How To Use Horseradish For Sinus Infections, UTI, Cold, Flu And Bronchitis

Horseradish or Cochlearia Armoracia is a famous medicinal plant, used in many traditional cultures, which makes it a potent herbal medicine. It belongs to the family Brassicaceae, together with broccoli, wasabi, and mustard. Apart from being used by the ancient people, contemporary research has confirmed its once believed health benefits. The plant is especially successful in combating sinusitis, colds, lung congestion, influenza and urinary tract infections. All the mustard family vegetables have a strong influence on the metabolism of hormones and help prevent cancer. However, horseradish can be used in the treatment of some other health issues, like high blood pressure, weak bones and immune system, digestion problems and problems with weight.

Horseradish is also rich in vitamin C, calcium, potassium, magnesium, phosphorus, glutamine, glucose, acid sulfate and essential oils.

According to a study conducted by German scientists in 2006, horseradish is just as effective in the treatment of sinusitis, urinary tract infections, and bronchitis as the standard antibiotics. Researchers have also found that recovery after therapy is faster in patients that took horseradish in comparison with those that consumed antibiotics.

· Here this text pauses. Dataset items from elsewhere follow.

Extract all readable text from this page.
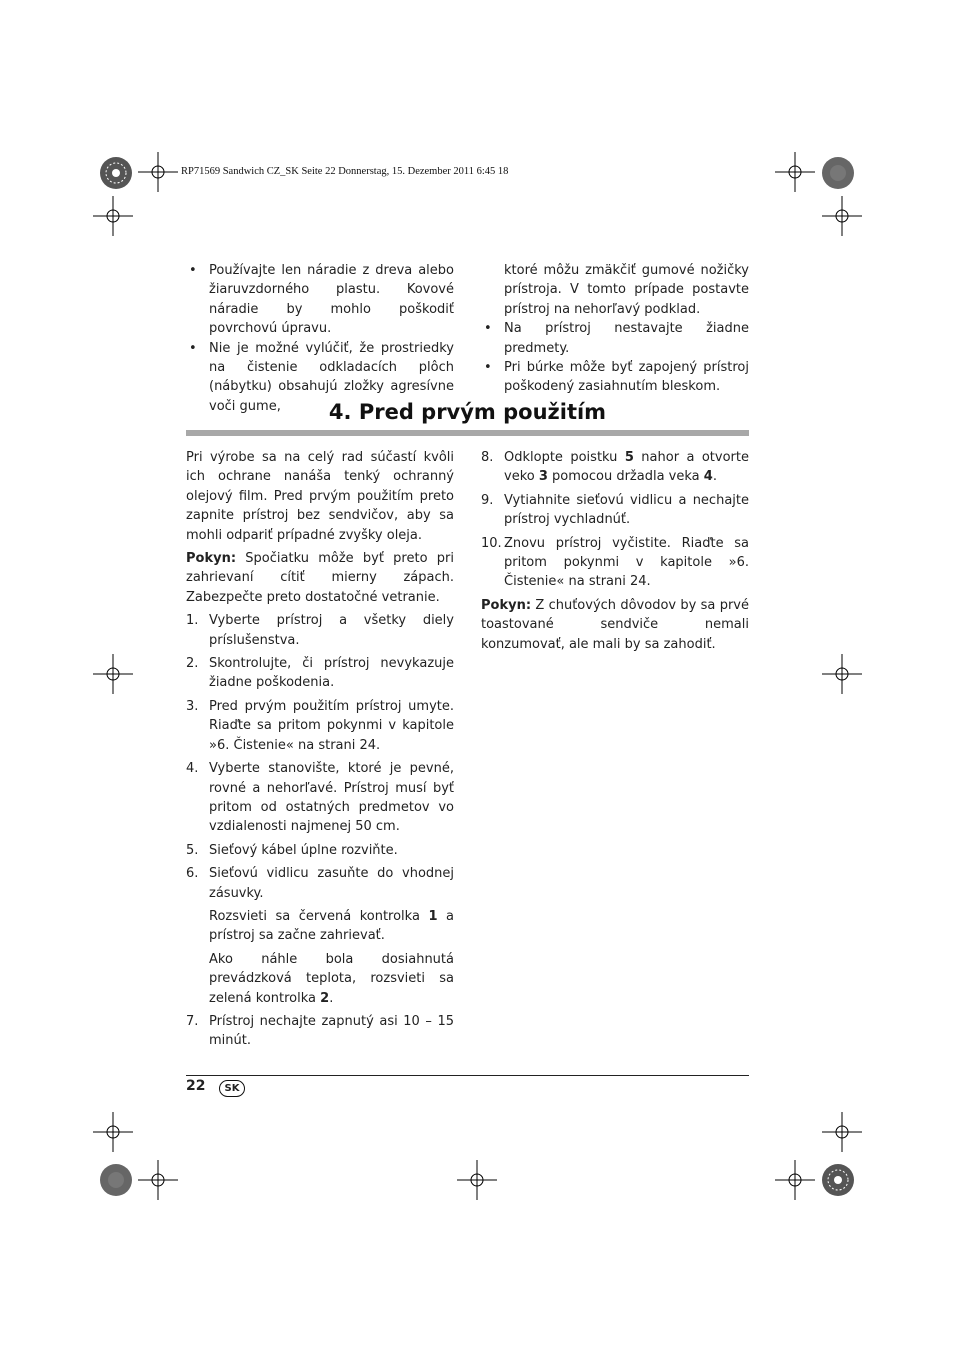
RP71569 Sandwich CZ_SK Seite 22 Donnerstag, 15. Dezember 2011 6:45 18
• Používajte len náradie z dreva alebo žiaruvzdorného plastu. Kovové náradie by mohlo poškodiť povrchovú úpravu.
• Nie je možné vylúčiť, že prostriedky na čistenie odkladacích plôch (nábytku) obsahujú zložky agresívne voči gume,

ktoré môžu zmäkčiť gumové nožičky prístroja. V tomto prípade postavte prístroj na nehorľavý podklad.

• Na prístroj nestavajte žiadne predmety.
• Pri búrke môže byť zapojený prístroj poškodený zasiahnutím bleskom.
4. Pred prvým použitím

Pri výrobe sa na celý rad súčastí kvôli ich ochrane nanáša tenký ochranný olejový film. Pred prvým použitím preto zapnite prístroj bez sendvičov, aby sa mohli odpariť prípadné zvyšky oleja.

Pokyn: Spočiatku môže byť preto pri zahrievaní cítiť mierny zápach. Zabezpečte preto dostatočné vetranie.

1. Vyberte prístroj a všetky diely príslušenstva.
2. Skontrolujte, či prístroj nevykazuje žiadne poškodenia.
3. Pred prvým použitím prístroj umyte. Riaďte sa pritom pokynmi v kapitole »6. Čistenie« na strani 24.
4. Vyberte stanovište, ktoré je pevné, rovné a nehorľavé. Prístroj musí byť pritom od ostatných predmetov vo vzdialenosti najmenej 50 cm.
5. Sieťový kábel úplne rozviňte.
6. Sieťovú vidlicu zasuňte do vhodnej zásuvky.
Rozsvieti sa červená kontrolka 1 a prístroj sa začne zahrievať.
Ako náhle bola dosiahnutá prevádzková teplota, rozsvieti sa zelená kontrolka 2.
7. Prístroj nechajte zapnutý asi 10 – 15 minút.
8. Odklopte poistku 5 nahor a otvorte veko 3 pomocou držadla veka 4.
9. Vytiahnite sieťovú vidlicu a nechajte prístroj vychladnúť.
10. Znovu prístroj vyčistite. Riaďte sa pritom pokynmi v kapitole »6. Čistenie« na strani 24.

Pokyn: Z chuťových dôvodov by sa prvé toastované sendviče nemali konzumovať, ale mali by sa zahodiť.

22	SK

Some people also use horseradish for nerve irritation and arthritis pain, as well as for wound treatment.

Usage

The best way to consume horseradish is in a fresh and preferably raw form. You can, of course, mix it with other healthy ingredients, like honey or apple cider vinegar.  Horseradish is well known for its specific taste, so, apart from being healthy, it is also famous in the culinary world.

Recommended daily intake of Horseradish

According to the German Commission E monograph,  you should consume half to one teaspoon of freshly grated horseradish three times a day. If you take too much, it might result in vomiting or excessive sweating, so make sure to stick to the recommended dose.

Horseradish can be consumed in many ways, as a part of a meal or in a form of a tea. There are plenty of recipes to choose from and a lot of room to be creative.

Caution

Horseradish is high in sodium, which can be problematic to obese people. Its diuretic quality can cause issues to individuals with kidney disorders, inflammatory bowel disease, hypothyroidism or peptic ulcers. If you suffer from some of these conditions, you should know horseradish can worsen them.